BoE reduces MPC rate meetings in procedure shake-up

The Bank of England today published an independent report reviewing the Monetary Policy Committee’s transparency practices and procedures.

Related topics:  Finance News
Rozi Jones
11th December 2014
bank of england boe

Federal Reserve Board Governor Kevin Warsh recommended that the Bank adopt reforms in service to what he called the “Big 4” objectives: making sound policy decisions; communicating judgments effectively; ensuring accountability for its actions; and creating a fair and accurate historical record.
 
The MPC accepted the recommendations, and announced that they would make fewer interest rate decisions and will release the minutes of policymakers' meetings instantly instead of waiting for two weeks.

They also announced plans to set rates eight times a year instead of monthly.

The Bank also plan to introduce a series of significant transparency, accountability and governance enhancements designed to improve practice and increase monetary and financial stability.

Alongside these measures, the Bank also proposed a simpler structure for its governing bodies and a clearer commitment to accountability.

In announcing today’s measures, the Governor said:
 
“The Bank now has immense responsibilities for monetary stability, financial stability and for microprudential regulation. And with these responsibilities comes the need for effective transparency, genuine accountability and robust governance. Today I am pleased to announce the most significant set of changes to how we present and explain our interest rate decisions since the Monetary Policy Committee was formed in 1997. Alongside those measures, we have also proposed a number of additional changes that will mark a step change in the governance of this institution. These changes will enhance our transparency and make us more accountable to the British people.”

Andrew Tyrie MP, Chairman of the Treasury Committee, said:

“The Bank has been granted vast powers and responsibilities – more extensive than those of any comparable central bank. Its decisions affect every person and business in the country—not only how much loans and mortgages will cost, but also whether people can have a mortgage. Both much stronger duties of explanation and transparency, and improvements to governance, are therefore essential. “It is crucial that the Bank be required to explain fully its actions and decisions – which have such a profound effect on millions of people.“Today’s announcement about the Bank of England’s governance is welcome. Much of it is the result of persistent pressure from the Treasury Committee. The announcement moves a long way towards most of the Treasury Committee’s long-standing proposals on governance and transparency, also endorsed by the Parliamentary Commission on Banking Standards.
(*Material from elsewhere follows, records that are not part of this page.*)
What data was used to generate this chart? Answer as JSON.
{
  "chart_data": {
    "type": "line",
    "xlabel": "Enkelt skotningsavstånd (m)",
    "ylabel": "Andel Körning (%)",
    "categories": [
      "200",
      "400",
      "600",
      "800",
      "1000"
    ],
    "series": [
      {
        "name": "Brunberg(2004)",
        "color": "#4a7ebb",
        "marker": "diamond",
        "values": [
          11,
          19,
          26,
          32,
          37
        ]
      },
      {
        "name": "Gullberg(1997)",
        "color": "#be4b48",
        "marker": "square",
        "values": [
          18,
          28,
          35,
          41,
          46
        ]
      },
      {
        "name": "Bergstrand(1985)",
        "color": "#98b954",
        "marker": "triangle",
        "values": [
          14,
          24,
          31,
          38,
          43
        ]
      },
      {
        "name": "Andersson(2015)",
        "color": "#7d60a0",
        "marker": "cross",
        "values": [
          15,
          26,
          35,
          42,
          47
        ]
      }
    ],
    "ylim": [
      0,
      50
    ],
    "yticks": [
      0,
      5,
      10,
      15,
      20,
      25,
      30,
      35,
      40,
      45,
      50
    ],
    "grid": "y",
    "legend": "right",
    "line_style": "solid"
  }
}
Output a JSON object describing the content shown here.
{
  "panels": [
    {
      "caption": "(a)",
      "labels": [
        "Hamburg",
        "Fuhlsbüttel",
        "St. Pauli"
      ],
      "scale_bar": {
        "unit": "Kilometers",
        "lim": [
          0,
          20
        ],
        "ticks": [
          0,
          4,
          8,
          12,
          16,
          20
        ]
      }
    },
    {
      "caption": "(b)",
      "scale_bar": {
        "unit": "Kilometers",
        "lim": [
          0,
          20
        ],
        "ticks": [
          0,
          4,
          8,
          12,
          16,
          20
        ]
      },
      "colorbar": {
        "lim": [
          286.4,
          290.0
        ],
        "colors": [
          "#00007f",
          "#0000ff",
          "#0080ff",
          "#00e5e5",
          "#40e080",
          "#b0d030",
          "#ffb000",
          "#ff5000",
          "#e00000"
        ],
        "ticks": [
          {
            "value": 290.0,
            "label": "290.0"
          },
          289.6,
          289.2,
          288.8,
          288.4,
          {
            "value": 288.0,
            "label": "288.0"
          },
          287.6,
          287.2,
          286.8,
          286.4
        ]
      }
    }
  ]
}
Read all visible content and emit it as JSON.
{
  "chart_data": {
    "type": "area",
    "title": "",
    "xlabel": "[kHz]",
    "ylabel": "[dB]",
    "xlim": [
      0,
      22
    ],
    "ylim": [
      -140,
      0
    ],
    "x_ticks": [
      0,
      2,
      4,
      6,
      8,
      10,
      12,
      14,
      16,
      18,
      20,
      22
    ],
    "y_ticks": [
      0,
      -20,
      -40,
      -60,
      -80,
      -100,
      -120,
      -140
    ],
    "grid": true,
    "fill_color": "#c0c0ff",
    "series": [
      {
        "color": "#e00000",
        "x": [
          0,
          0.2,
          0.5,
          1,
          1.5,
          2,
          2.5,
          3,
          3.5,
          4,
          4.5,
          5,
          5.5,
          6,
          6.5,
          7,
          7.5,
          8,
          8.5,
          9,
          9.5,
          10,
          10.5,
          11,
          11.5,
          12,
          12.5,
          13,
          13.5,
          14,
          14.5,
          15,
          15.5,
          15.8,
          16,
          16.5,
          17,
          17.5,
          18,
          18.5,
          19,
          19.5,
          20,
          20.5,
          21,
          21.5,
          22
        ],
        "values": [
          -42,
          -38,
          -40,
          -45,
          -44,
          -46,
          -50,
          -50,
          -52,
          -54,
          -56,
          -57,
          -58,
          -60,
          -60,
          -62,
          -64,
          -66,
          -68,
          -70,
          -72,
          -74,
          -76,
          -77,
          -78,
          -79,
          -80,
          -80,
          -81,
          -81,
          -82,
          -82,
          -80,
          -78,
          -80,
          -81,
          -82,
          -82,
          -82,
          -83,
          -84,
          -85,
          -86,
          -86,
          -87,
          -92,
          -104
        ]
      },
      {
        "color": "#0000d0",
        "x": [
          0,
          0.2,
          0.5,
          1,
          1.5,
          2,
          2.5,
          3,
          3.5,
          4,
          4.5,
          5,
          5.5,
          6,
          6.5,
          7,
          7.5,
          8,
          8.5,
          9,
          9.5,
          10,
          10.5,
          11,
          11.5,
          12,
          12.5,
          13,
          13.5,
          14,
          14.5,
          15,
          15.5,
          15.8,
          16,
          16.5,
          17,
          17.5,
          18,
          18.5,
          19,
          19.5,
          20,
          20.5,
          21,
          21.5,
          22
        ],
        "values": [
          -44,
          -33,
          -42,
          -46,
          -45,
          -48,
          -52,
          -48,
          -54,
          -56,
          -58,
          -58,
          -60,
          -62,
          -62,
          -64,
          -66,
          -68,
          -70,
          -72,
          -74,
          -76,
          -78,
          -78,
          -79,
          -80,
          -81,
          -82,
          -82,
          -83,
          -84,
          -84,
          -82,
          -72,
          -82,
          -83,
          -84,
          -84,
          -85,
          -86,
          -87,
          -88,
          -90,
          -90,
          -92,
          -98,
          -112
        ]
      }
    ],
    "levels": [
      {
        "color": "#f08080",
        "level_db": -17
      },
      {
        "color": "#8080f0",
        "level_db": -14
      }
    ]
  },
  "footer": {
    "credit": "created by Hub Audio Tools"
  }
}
“A crucial task for the Treasury Committee will be to examine how the Bank operates these new arrangements in practice, and in particular, the extent to which the enhanced transparency and explanation now required of the Bank can encourage good decision taking. This will be the acid test. “The Bank will have an organisational structure more recognisably that of a modern institution, in keeping with its greatly expanded powers and responsibilities. It will also have a body – a board in all but name – unambiguously in charge of managing its business. “Some of the announcements today will require legislation. The creation of a new Deputy Governor post already meant that the Bank of England Act would need amendment. The Treasury Committee will want to scrutinise carefully all the legislative proposals that the Government puts forward.”